Tam o sırada, koyu turkuaz renkli, süper kahraman bir brokoli olan Sprout ortaya çıktı! Sprout, "Endişelenmeyin, ben bu gizemi çözebilirim!" dedi. Sprout'un yeşil pelerini rüzgarda dalgalanıyordu. Onun en büyük özelliği, sebzelerle telepatik olarak konuşabilmesiydi. Yanında ise, dönerken rengarenk konfetiler saçan, neşeli bir uçan donut olan Dizzy vardı. Dizzy, "Ben de sana yardım edeceğim!" diye bağırdı. "Kimse pizzadan daha eğlenceli olamaz!"

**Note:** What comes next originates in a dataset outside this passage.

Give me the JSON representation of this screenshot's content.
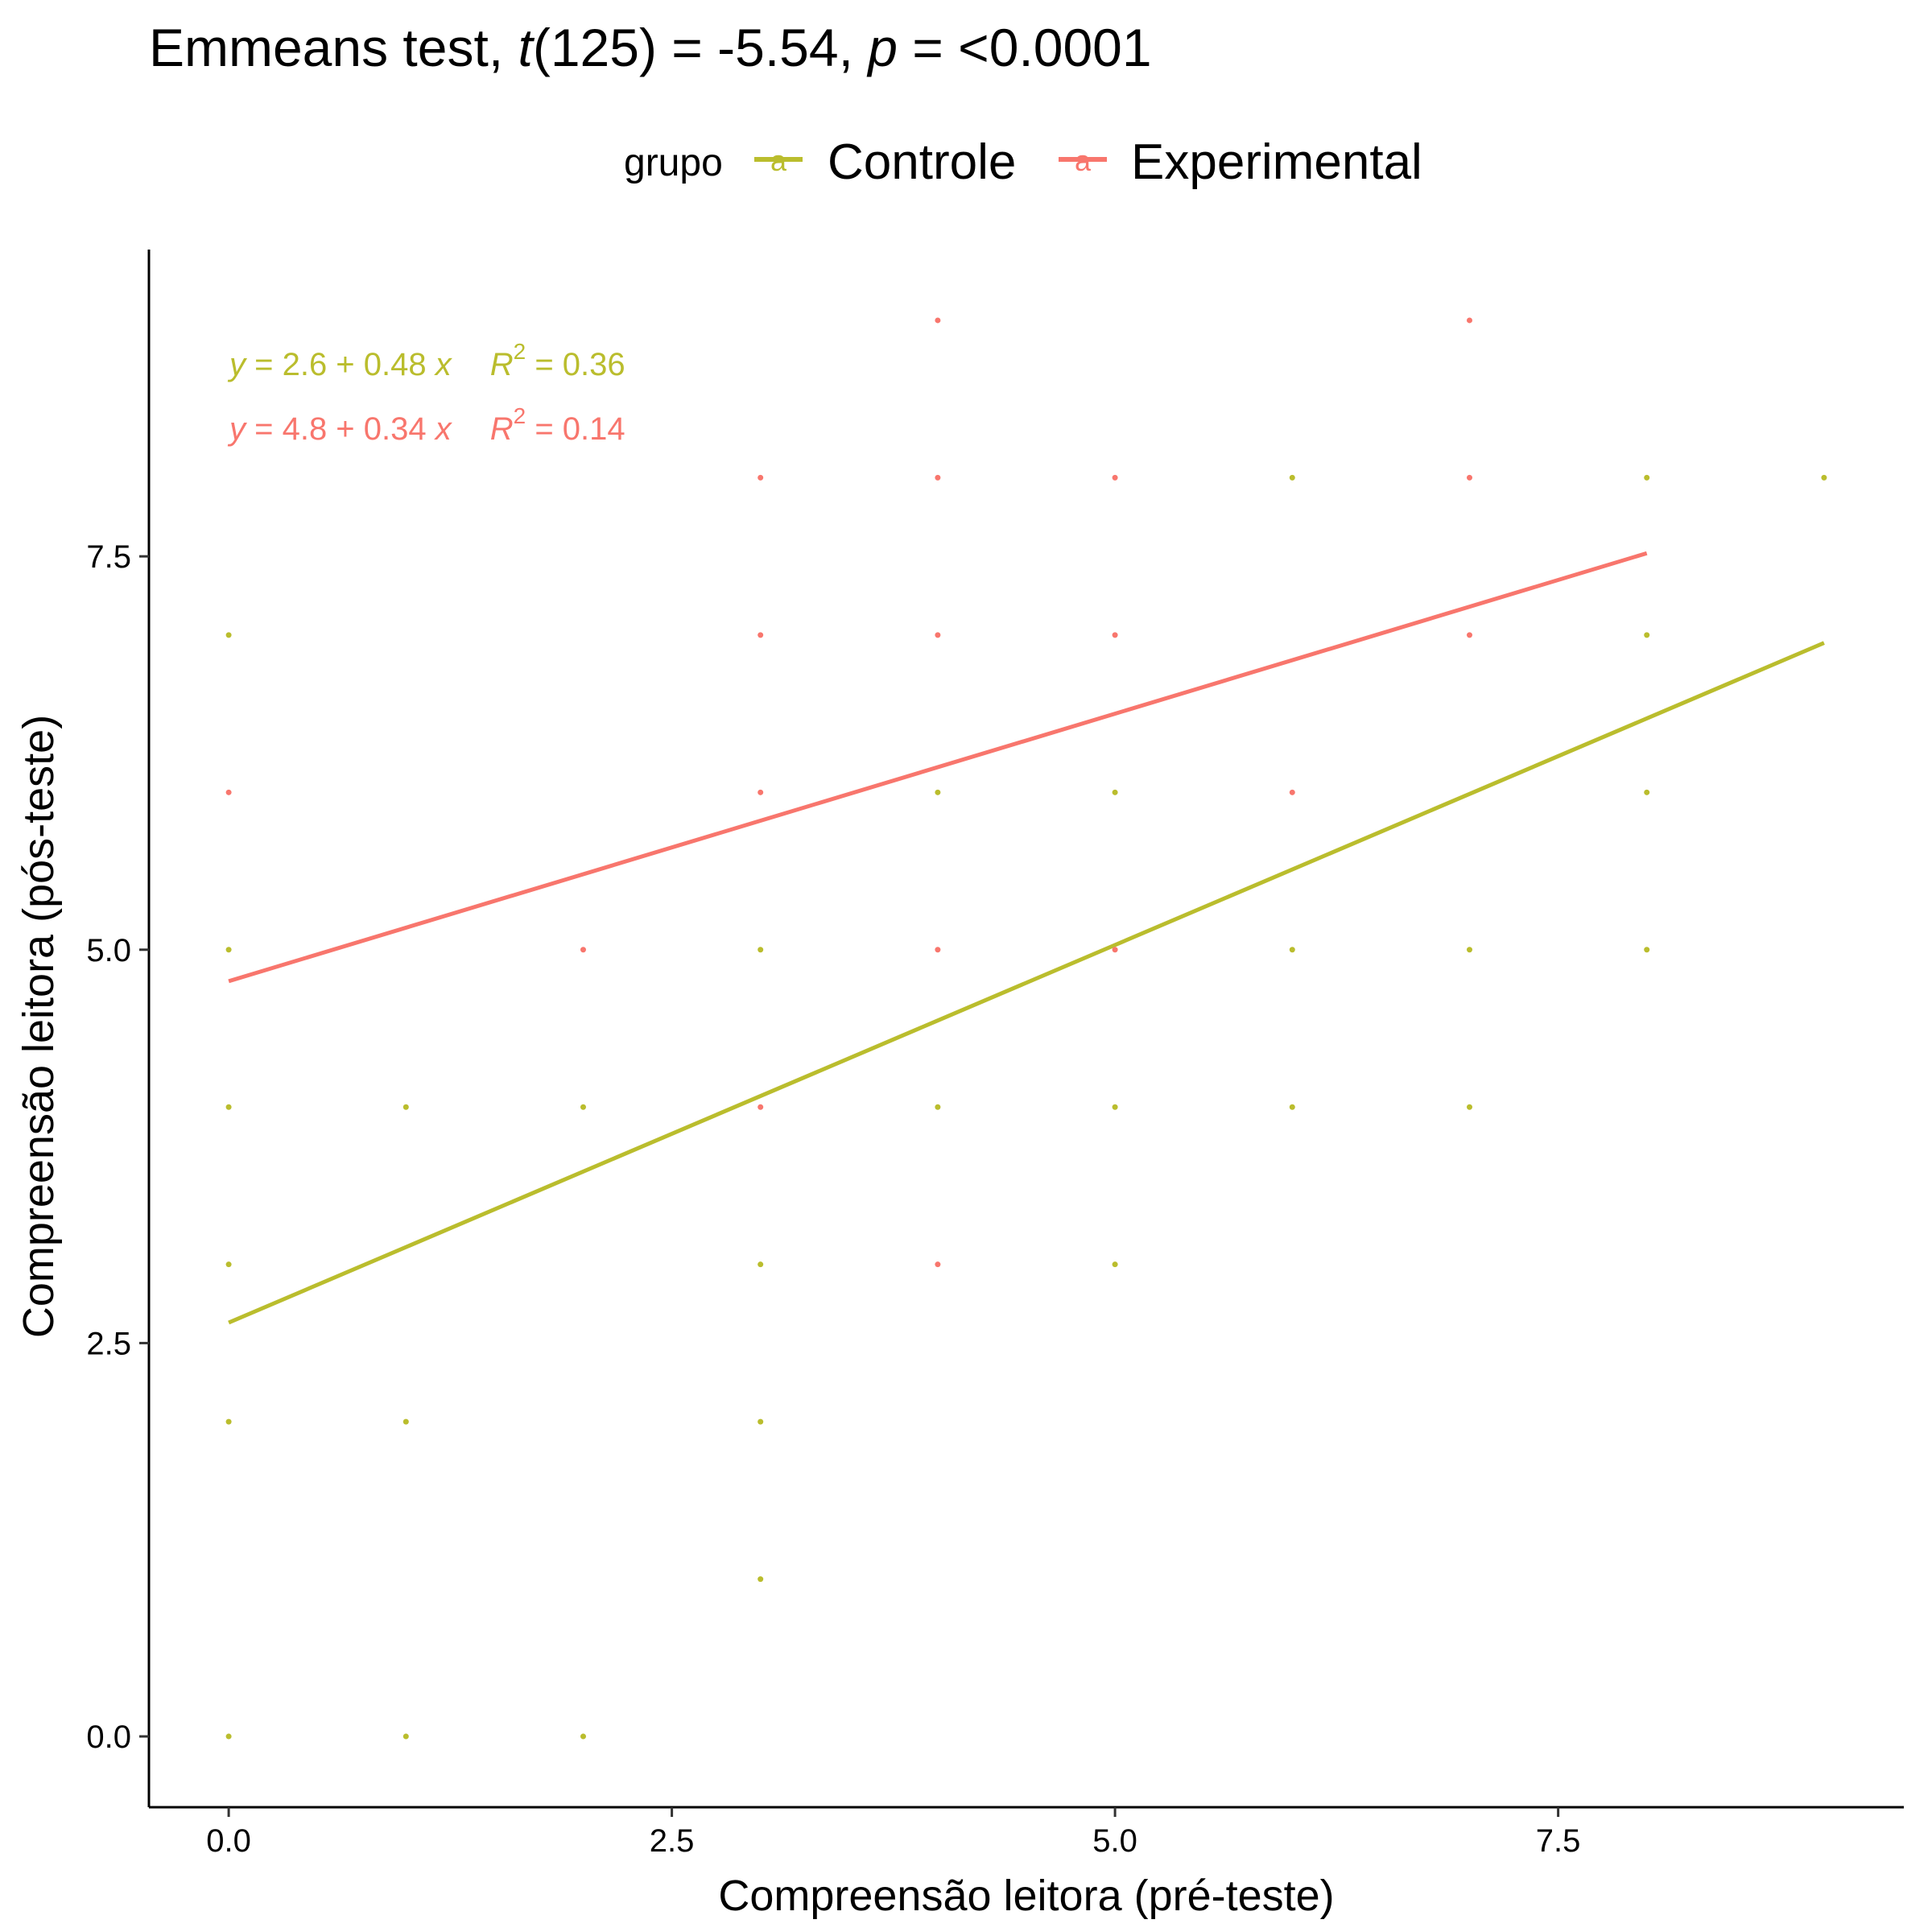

Sprout ve Dizzy, kayıp pizzayı bulmak için yola koyuldular. Sprout, diğer sebzelerle konuşarak ipuçları aramaya başladı. Havuçlar, turplar ve diğer sebzeler, Sprout'a yardım etmek için ellerinden geleni yaptılar. Dizzy ise, hızlıca dönerek ve ardından gökkuşağı renkli konfetiler saçarak ipuçlarını takip etti. Konfetiler, kayıp pizzanın izini gösteriyordu.

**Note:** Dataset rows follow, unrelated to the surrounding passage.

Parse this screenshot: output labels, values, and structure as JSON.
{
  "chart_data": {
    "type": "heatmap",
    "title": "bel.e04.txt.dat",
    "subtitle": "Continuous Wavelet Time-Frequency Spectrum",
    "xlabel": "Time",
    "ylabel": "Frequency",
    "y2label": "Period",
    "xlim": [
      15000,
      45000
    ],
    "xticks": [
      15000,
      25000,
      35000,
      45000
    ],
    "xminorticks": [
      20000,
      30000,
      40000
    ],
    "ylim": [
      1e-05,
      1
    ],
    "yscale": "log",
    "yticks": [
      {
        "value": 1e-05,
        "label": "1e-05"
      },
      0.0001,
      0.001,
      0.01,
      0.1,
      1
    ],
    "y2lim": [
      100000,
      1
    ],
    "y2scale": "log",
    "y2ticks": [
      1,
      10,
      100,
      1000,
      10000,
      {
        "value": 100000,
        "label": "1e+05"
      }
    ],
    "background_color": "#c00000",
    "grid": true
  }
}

İpuçları, onları ormana götürdü. Ormanda, havuçlardan ve turplardan yapılmış, kocaman bir 'tren' ile karşılaştılar. Bu tren, Jahaan adında küçük bir çocuğun favori oyuncağına çok benziyordu! Sprout, trenin yanına yaklaştı ve sebzelerle konuştu. "Pizzayı gören oldu mu?" diye sordu. Sebzeler, pizzayı görmediklerini ama ilginç bir koku aldıklarını söylediler. Dizzy, kokuyu takip etti ve onu ormanın derinliklerine götürdü.

İpuçları, onları şelalelerin ve sihirli ağaçların yanından geçirdi. Geçtikleri her yerde, Dizzy'nin konfetileri kayıp pizzanın izini takip ediyordu. Ama birden, konfetiler durdu. İzler kaybolmuştu. Sprout ve Dizzy, şaşkınlıkla birbirlerine baktılar. Ne yapacaklarını bilemiyorlardı.

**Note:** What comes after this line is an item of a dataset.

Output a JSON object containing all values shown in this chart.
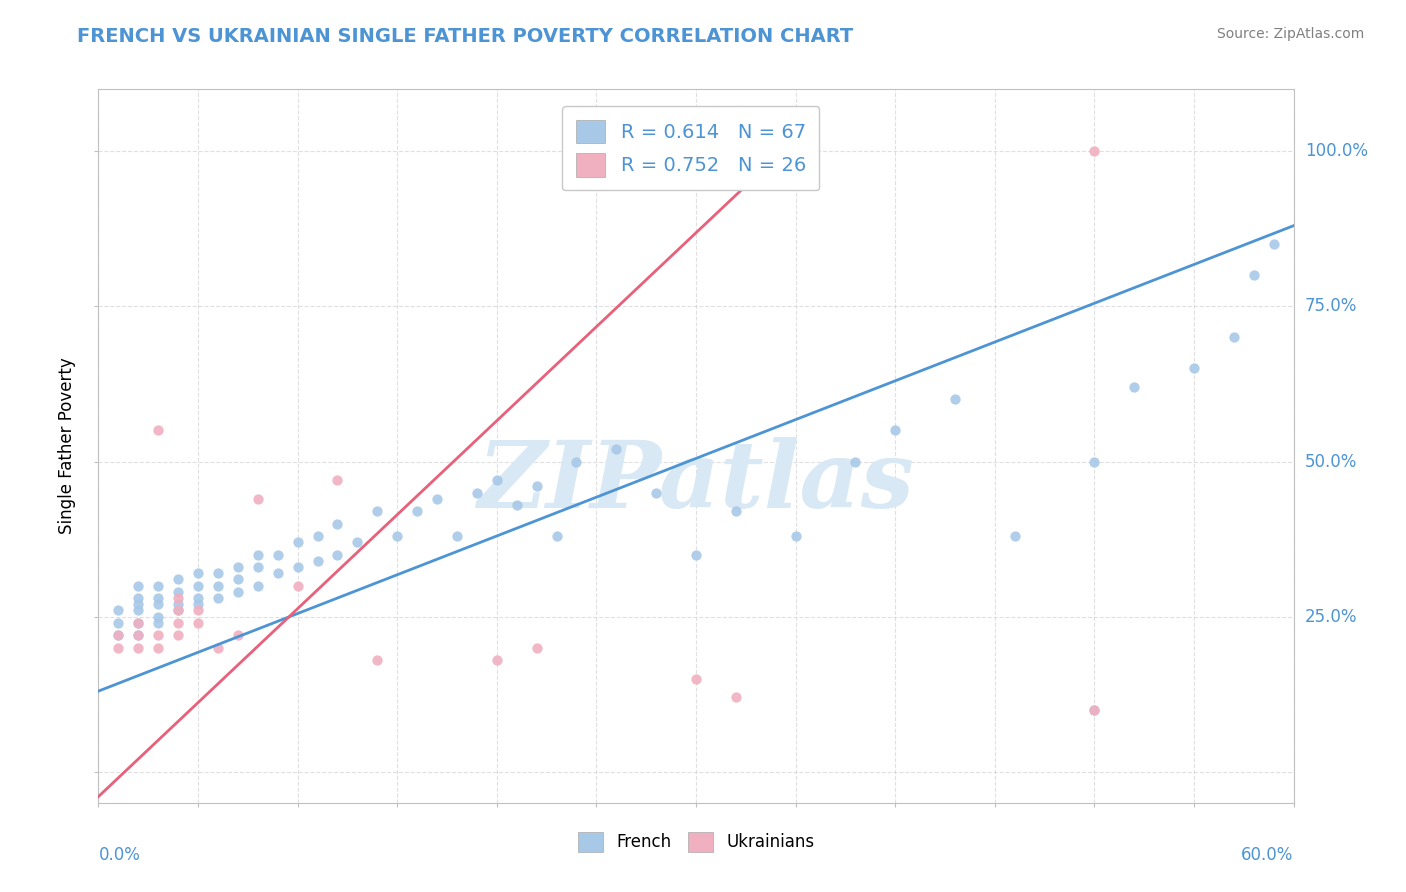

Dizzy, "Belki de gözden kaçırdığımız bir şey var?" dedi. Sprout, düşünceli bir şekilde etrafa bakındı. Sonra, Dizzy'nin o kadar çok dikkatli olduğunu fark etti ki, "Doğru!" dedi. "Bizim görmediğimiz bir şey var." Dizzy, küçük, çamurlu bir patinin izini fark etti. "Bu... Bu Duke'un patisi!" dedi Dizzy. Duke, Prenses Sitara'nın sevimli köpeğiydi.
Sprout ve Dizzy, hemen Prenses Sitara'nın evine gittiler. Evin bahçesinde, devasa bir mantar gördüler. Sprout, süper gücünü kullanarak mantarı kaldırdı. Ve işte! Mantarın altında, Prenses Sitara'nın kayıp pizzası duruyordu! Pizzanın üzerinde, küçük bir not vardı: "Sevgili Duke'uma sürpriz!"
Meğerse Prenses Sitara, Duke'a özel bir sürpriz yapmak istemiş ve pizzayı onun için saklamıştı. Sprout ve Dizzy, pizzayı alıp şölene geri döndüler. Herkes, pizzayı görünce çok sevindi. Prenses Sitara, pizza yarışmasını kazandı ve herkesle pizzayı paylaştı. O gün, Peri Köyü'nde dostluğun, işbirliğinin ve farklılıkları kabul etmenin ne kadar önemli olduğunu bir kez daha anladılar.